It's not just the broader economy holding tech back. Truth is, a lot of big-cap, low-value stocks are having trouble jumping over the modest bar Wall Street has set for them.
By Kevin Kelleher, contributor
FORTUNE — Even by the typically unpredictable nature of quarterly earnings, the technology sector had more than its share of surprises this month. As tech giant after tech giant lined up to report their earnings this month, most of them fell short of investor and analyst expectations.
Microsoft MSFT , Google GOOG , eBay EBAY , Intel INTC , and SAP SAP : Each one disappointed in net income. Others, like IBM IBM and Oracle ORCL (which posted earnings in late June), met or beat earnings numbers but fell shy of expectations on revenue growth. At best, things are just muddling along for most of the tech world.
It’s not just the broader economy holding tech back. True, the economy is growing slower than expected this year in the U.S. and in the world at large, but that doesn’t explain why big tech disappointed more than other industries. Why, for example, the S&P 500’s info tech sector was such a disappointment on the earnings front, while consumer and financial companies saw much better-than-expected earnings.
The unpleasant truth for tech investors is that a lot of big-cap, low-value stocks are having trouble jumping over the modest bar Wall Street has set for them. Some, like Intel, fell a mere penny short of analysts’ estimates. Others, like Microsoft, fell a more startling 9 cents a share. Still others, like Amazon, posted a net loss of 2 cents a share when Wall Street had been looking for a net profit of 5 cents a share.

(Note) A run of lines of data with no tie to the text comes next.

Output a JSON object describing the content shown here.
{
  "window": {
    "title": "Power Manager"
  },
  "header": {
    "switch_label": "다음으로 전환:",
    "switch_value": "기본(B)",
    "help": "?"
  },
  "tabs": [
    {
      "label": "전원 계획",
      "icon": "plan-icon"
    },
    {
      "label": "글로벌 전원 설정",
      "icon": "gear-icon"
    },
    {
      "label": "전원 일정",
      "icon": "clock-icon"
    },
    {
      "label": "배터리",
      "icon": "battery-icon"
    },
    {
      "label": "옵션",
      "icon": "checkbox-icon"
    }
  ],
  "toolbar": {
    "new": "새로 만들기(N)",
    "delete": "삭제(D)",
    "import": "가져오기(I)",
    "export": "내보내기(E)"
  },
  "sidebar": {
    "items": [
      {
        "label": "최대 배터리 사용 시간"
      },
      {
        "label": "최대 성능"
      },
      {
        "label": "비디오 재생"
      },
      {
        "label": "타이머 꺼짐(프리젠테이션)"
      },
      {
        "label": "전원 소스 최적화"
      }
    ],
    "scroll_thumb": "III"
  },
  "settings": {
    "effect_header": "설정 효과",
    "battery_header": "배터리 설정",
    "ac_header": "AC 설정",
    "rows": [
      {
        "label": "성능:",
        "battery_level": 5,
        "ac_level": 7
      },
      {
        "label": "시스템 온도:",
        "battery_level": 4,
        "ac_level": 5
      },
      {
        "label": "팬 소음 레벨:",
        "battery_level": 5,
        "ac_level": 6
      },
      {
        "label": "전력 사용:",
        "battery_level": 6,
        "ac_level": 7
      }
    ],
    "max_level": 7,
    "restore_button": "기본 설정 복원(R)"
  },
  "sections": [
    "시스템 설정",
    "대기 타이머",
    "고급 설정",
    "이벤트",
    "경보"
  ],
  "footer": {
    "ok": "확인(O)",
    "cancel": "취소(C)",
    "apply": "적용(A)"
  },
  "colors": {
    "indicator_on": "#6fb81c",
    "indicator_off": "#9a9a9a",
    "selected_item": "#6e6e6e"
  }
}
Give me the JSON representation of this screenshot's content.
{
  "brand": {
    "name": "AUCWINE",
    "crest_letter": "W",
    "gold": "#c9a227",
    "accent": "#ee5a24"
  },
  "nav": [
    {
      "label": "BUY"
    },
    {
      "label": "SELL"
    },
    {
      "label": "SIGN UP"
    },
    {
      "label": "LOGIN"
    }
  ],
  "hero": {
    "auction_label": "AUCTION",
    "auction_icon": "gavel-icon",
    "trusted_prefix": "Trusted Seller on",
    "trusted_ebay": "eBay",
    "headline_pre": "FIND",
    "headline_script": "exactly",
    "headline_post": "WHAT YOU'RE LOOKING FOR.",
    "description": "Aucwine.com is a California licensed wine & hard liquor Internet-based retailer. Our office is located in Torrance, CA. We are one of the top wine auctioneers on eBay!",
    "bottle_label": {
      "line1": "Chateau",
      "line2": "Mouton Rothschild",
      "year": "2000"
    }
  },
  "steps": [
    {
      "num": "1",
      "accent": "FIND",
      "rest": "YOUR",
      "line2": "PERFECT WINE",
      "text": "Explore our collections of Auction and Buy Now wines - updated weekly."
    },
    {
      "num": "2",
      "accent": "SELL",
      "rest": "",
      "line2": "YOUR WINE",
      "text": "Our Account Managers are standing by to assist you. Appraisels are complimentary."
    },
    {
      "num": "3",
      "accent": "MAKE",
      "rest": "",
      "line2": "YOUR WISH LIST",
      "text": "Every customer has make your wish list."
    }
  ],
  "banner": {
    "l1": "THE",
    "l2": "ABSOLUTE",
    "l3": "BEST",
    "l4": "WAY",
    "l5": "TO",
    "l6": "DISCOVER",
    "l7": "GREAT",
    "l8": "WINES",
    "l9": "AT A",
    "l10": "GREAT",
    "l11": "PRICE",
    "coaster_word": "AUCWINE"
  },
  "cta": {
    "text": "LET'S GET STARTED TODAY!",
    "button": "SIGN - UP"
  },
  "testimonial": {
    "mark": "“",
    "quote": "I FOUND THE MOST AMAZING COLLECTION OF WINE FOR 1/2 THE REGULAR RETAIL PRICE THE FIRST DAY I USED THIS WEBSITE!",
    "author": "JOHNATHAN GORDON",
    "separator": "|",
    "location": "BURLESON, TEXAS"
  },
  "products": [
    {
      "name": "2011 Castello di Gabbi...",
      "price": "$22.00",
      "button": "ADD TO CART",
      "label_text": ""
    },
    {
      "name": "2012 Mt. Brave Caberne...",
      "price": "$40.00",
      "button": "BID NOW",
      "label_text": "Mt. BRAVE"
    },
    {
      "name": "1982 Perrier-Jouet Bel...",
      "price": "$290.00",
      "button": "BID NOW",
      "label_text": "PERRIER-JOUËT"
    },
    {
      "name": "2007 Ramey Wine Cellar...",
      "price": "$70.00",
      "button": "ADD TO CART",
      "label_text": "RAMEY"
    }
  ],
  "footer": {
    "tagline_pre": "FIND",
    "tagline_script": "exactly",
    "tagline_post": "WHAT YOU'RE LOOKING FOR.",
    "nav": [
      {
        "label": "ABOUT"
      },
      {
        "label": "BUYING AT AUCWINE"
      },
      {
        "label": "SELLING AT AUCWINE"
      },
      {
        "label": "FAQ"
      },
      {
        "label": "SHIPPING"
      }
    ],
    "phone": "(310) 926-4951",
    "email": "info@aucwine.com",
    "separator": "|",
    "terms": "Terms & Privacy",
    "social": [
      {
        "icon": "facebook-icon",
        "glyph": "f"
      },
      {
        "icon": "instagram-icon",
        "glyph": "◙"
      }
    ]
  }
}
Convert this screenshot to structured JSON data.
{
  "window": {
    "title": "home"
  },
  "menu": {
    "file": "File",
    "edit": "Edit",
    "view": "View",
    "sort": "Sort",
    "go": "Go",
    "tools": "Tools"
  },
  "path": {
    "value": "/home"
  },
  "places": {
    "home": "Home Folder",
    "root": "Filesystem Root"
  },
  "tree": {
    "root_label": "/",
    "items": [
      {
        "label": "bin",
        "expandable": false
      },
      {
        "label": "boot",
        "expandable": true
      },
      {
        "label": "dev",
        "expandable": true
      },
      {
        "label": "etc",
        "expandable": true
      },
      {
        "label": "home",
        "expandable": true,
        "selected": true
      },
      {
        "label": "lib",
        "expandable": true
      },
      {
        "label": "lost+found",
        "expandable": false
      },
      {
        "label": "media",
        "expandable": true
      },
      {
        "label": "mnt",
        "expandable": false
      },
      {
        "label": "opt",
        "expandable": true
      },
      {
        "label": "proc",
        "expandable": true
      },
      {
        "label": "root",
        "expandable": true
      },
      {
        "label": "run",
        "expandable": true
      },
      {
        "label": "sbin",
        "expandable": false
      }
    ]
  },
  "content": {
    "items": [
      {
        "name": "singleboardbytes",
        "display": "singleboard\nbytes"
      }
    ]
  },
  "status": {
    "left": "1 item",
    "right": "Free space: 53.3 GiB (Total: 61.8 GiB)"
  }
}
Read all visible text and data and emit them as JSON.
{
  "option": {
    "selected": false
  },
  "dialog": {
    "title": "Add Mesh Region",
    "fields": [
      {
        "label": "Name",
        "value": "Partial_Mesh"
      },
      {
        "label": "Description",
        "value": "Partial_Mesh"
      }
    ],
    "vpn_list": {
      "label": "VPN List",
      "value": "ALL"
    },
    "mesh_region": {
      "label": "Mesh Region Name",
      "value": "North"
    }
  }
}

Many of the less-then-spectacular earnings reports came from companies that are longtime leaders of industries that are approaching or already in decline. Notably, the slowdown in demand for PCs took a substantial toll on the earnings of both Microsoft and Intel, long the leading respective makers of software and processors for desktops and laptops.
There were notable bright spots. Even thought it was a blue quarter for the blue chips, investors found a few exceptions to celebrate, positive surprises among the field of disappointments. Yahoo YHOO beat estimates by 5 cents a share. Apple AAPL ‘s earnings came in 15 cents ahead of estimates at $7.47 a share. Most unexpected, Facebook’s FB 19 cents a share earnings were 5 cents ahead of the consensus.
All three of those companies are in the midst of turnarounds of different kinds. Yahoo is showing signs of pulling out of a slump that has lasted for years. Despite the earnings beat, the news wasn’t all positive. The company’s revenue declined 7% from the same quarter a year earlier, while the bulk of the profit surprise came from Yahoo’s holdings in Alibaba and Yahoo Japan.
Apple isn’t in so much of a turnaround project as it is a value play. A few years ago, Apple’s price-earnings ratio hovered well above 20. On the day before Apple’s earnings, it dipped briefly below 10. Apple’s earnings this quarter showed it can still extract profits from older offerings while it develops future products that may generate new growth.
Facebook is this quarter’s true comeback kid, showing it can do what many investors have doubted it could ever since its IPO: make money from mobile. Facebook’s mobile users are growing, but so are its mobile revenues: They now make up 41% of Facebook’s total ad revenue. In fact, mobile ad revenue grew 75% from the previous quarter alone.
During July, a month when the Nasdaq Composite COMP rose 7%, Yahoo is up 12%, Apple is up 14%, and Facebook is up 48%. And other big-cap tech names? Google, SAP, and eBay are largely unchanged. Intel is down 4%, and Microsoft is down 8%. IBM is up 2%, and Oracle 5%, both modest while still underperforming the market. Amazon, however, is up 9%.
What can investors learn from this past month? In sifting through the data, it helps to remember that earnings season is as much about perception as it is about performance. You can grow wildly, but if you don’t grow as expected, your stock can get hurt. You can be in a slump, but if you’re proving things are turning around, your stock can rally. Is Apple really so bad off? Maybe not. Is Google really that good? Time will tell.
That said, there are clear long-term trends at work here. Even as innovation is the driver for much of growth in technology, it’s displacing a lot of the revenue and market value alike of an earlier generation of tech companies. So Google is so-so in mobile, while Facebook is growing. Yahoo is blah on its own, while its Asian properties like Alibaba are surging. And if you’re making hardware like PCs, tablets, or smartphones, the best you can hope for right now is to tread water until something better comes along.
Quarterly earnings can be a bumpy ride — a one-time surprise can be meaningful in the short-term — but it always helps to keep an eye on the long term. In the technology sector, Wall Street is making a clear statement: The older companies are weighted down by tradition, while the new is disrupting the old guard out of its profits.